Craig Duvall, Vanderbilt University

Date: 

Thursday, January 14, 2021, 12:00pm

 

Precision Biologic Medicines for Vascular Transplant and Osteoarthritis

Craig L. Duvall
Cornelius Vanderbilt Professor and Director of Undergraduate Studies of Biomedical Engineering
Vanderbilt University

Abstract: The Duvall Advanced Therapeutics Laboratory (ATL) specializes in design and application of smart polymer-based technologies for: (1) intracellular delivery of biological drugs such as peptides and nucleic acids, (2) proximity-activated targeting of drugs to sites of inflammation and matrix remodeling, (3) long-term, “on-demand” drug release from localized depots. The ATL also has a budding interest in molecular design and chemistry of RNA therapeutics. Technologies developed in the ATL are tuned for improving the therapeutic index of existing drugs and/or to serve as enabling technologies for manipulation of intracellular targets currently considered to be “undruggable”. Our work is applied to a variety of disease applications, with the current talk focusing on recent advances for osteoarthritis and vascular transplant.

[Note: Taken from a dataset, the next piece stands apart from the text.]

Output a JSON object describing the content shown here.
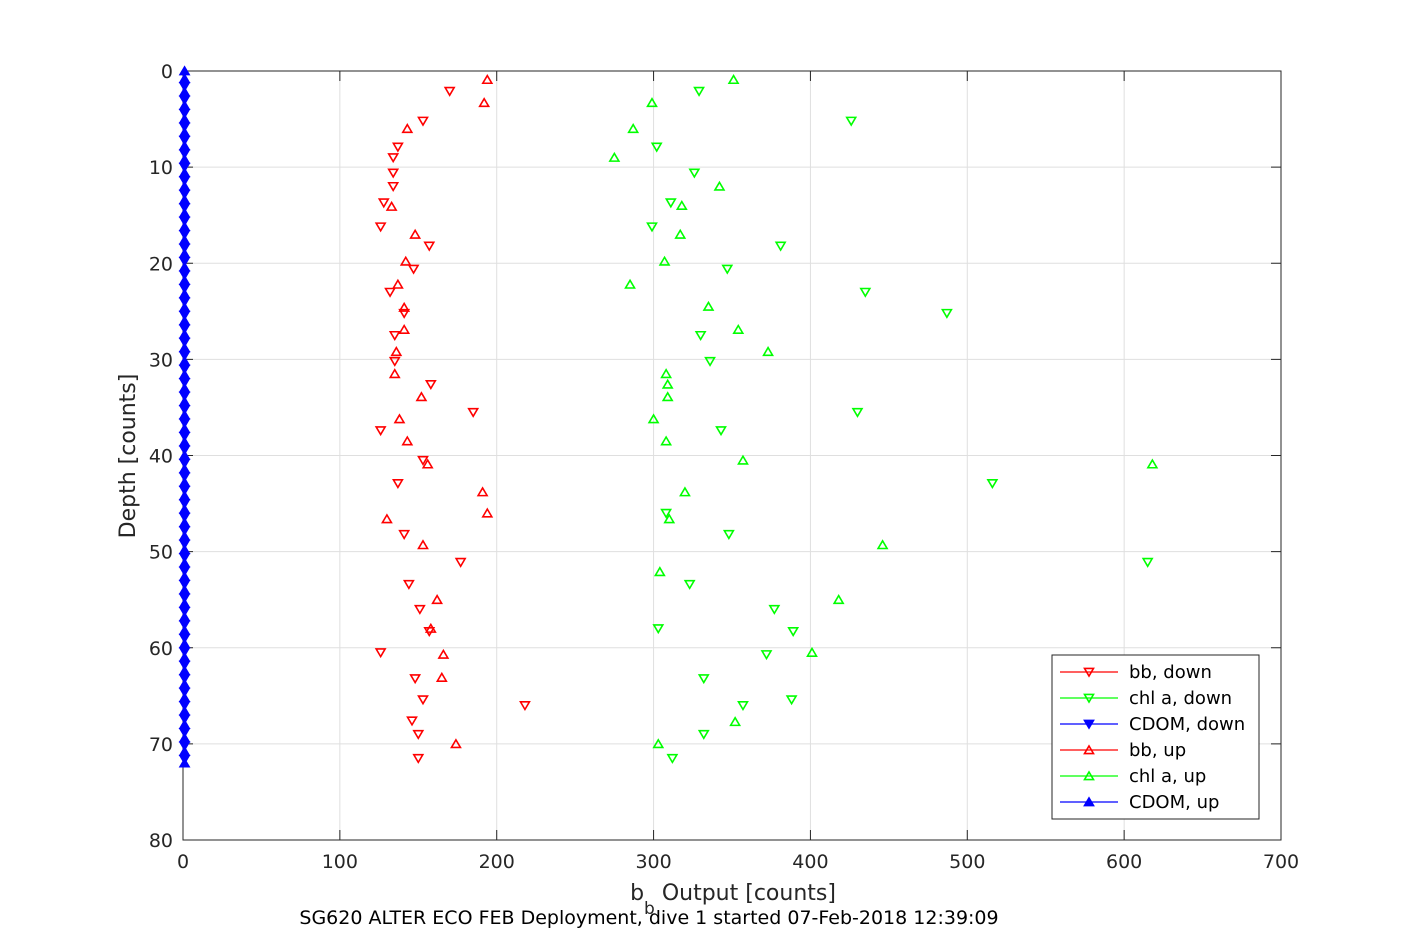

Bio: Dr. Craig L. Duvall is Cornelius Vanderbilt Professor and Director of Undergraduate Studies of Biomedical Engineering at Vanderbilt University. He completed his Ph.D. in BME at Georgia Tech and Emory University in 2007 under the guidance of Robert Guldberg, Ph.D. and W. Robert Taylor, M.D., Ph.D. His postdoc was in Bioengineering with Patrick Stayton and Allan Hoffman at the University of Washington through support from an NIH NRSA-funded postdoctoral fellowship. Based on these foundations, the Duvall Advanced Therapeutics Laboratory (ATL) was launched in the Vanderbilt Biomedical Engineering Department in 2010, and Dr. Duvall was promoted to Associate Professor in 2016, Professor in 2019, and Cornelius Vanderbilt Professor in 2019. Dr. Duvall's work has been recognized with several distinctions including the  Presidential Early Career Award for Scientists and Engineers (PECASE), NSF CAREER Award, Society for Biomaterials Young Investigator Award, Controlled Release Society Gene Delivery and Gene Editing Focus Group Young Investigator Award, Cellular and Molecular Bioengineering Young Innovator Award, AIMBE Fellow, BMES Fellow, and standing membership on the Gene and Drug Delivery NIH Study Section.